In atherosclerosis, cholesterol and other fatty substances collect in arteries, causing narrowing or blockages. Risk factors for atherosclerosis include high blood pressure, diabetes, and high cholesterol levels. The carotid arteries are large blood vessels in either side of the neck that bring blood to the brain. Atherosclerosis-related blockages in the carotid arteries (carotid artery stenosis) can lead to low blood flow to the brain and conditions called transient ischemic attacks (TIAs) or stroke. With a TIA, blockage of blood flow to the brain is temporary and the brain suffers no permanent damage. With a stroke, blockage of the blood flow lasts long enough that a section of brain tissue dies. People who have TIAs or stroke can have problems in their memory and thinking (cognitive impairment). It is unknown whether carotid artery stenosis that is not severe enough to result in a TIA or stroke also cause cognitive impairment.

Why did the researchers do this particular study?

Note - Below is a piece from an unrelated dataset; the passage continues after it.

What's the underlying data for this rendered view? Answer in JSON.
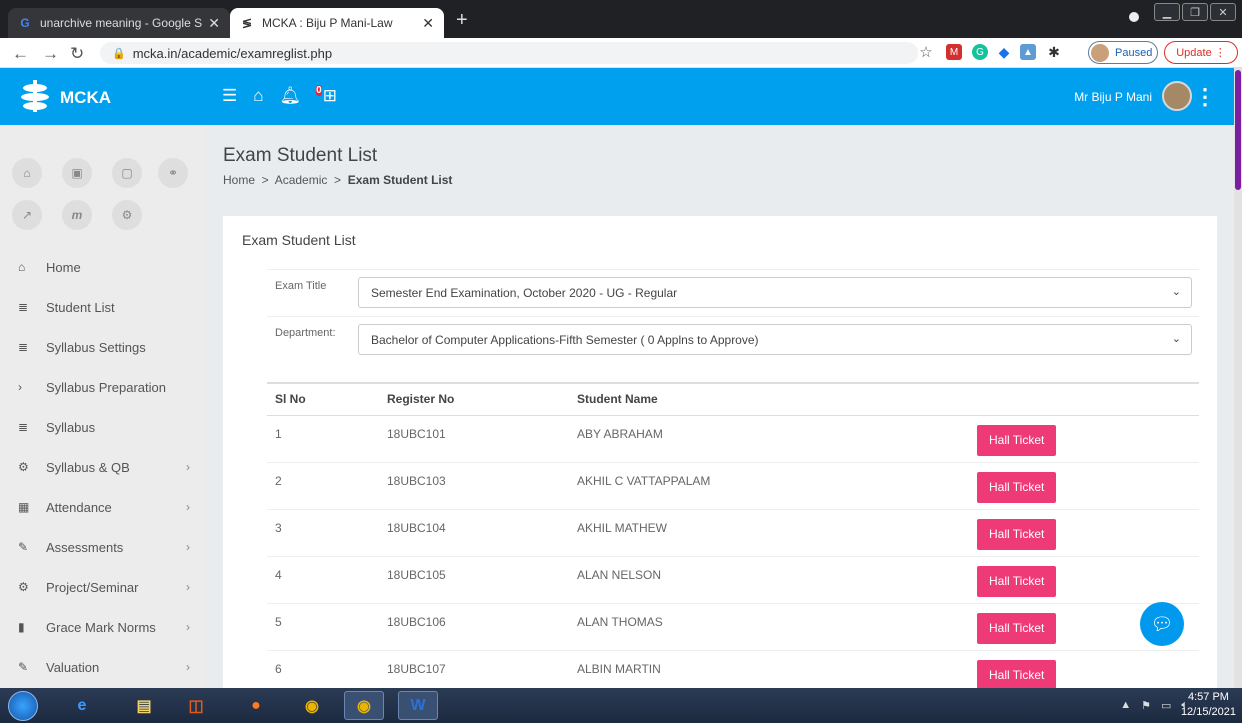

To see whether carotid artery stenosis is associated with problems with cognitive function in people who have not had a TIA or stroke.

Who was studied?

4006 right-handed men and women 65 years of age or older who had no history of stroke, TIA, or previous carotid artery surgery. They included only right-handed people because they focused on left carotid artery disease. In right-handed people, the left carotid artery supplies the parts of the brain that control cognitive function. One would expect that left carotid artery stenosis would affect cognitive function.

How was the study done?

The researchers examined the people at the start of the study in 1992–1993. These examinations included questions about heath and ultrasound tests to look at the carotid arteries. If one thinks of the carotid arteries as tubes, ultrasound lets doctors measure the thickness of the walls of the tubes and the percentage of the tube that is blocked. The researchers defined significant carotid artery stenosis as blockages of 75% or more. The researchers measured cognitive function yearly over the next 5 years using a standard test called the Modified Mini-Mental Status Examination.

What did the researchers find?

People with left carotid artery stenosis were more likely to have cognitive impairment and to have worsening cognitive function over time than people who did not have left-sided carotid artery disease. This association remained even when the researchers adjusted for other risk factors for stroke and for right-sided carotid artery disease. This indicates that it was truly left carotid artery stenosis and not just generalized atherosclerosis that was associated with cognitive problems.

What were the limitations of the study?

This study cannot tell us whether fixing the carotid artery blockages through surgery or another method would improve cognitive function in people with carotid artery stenosis.

What are the implications of the study?

Carotid artery disease appears related to cognitive impairment even in people without a history of TIA or stroke. Further research is necessary to learn whether treating carotid artery stenosis can improve cognitive function.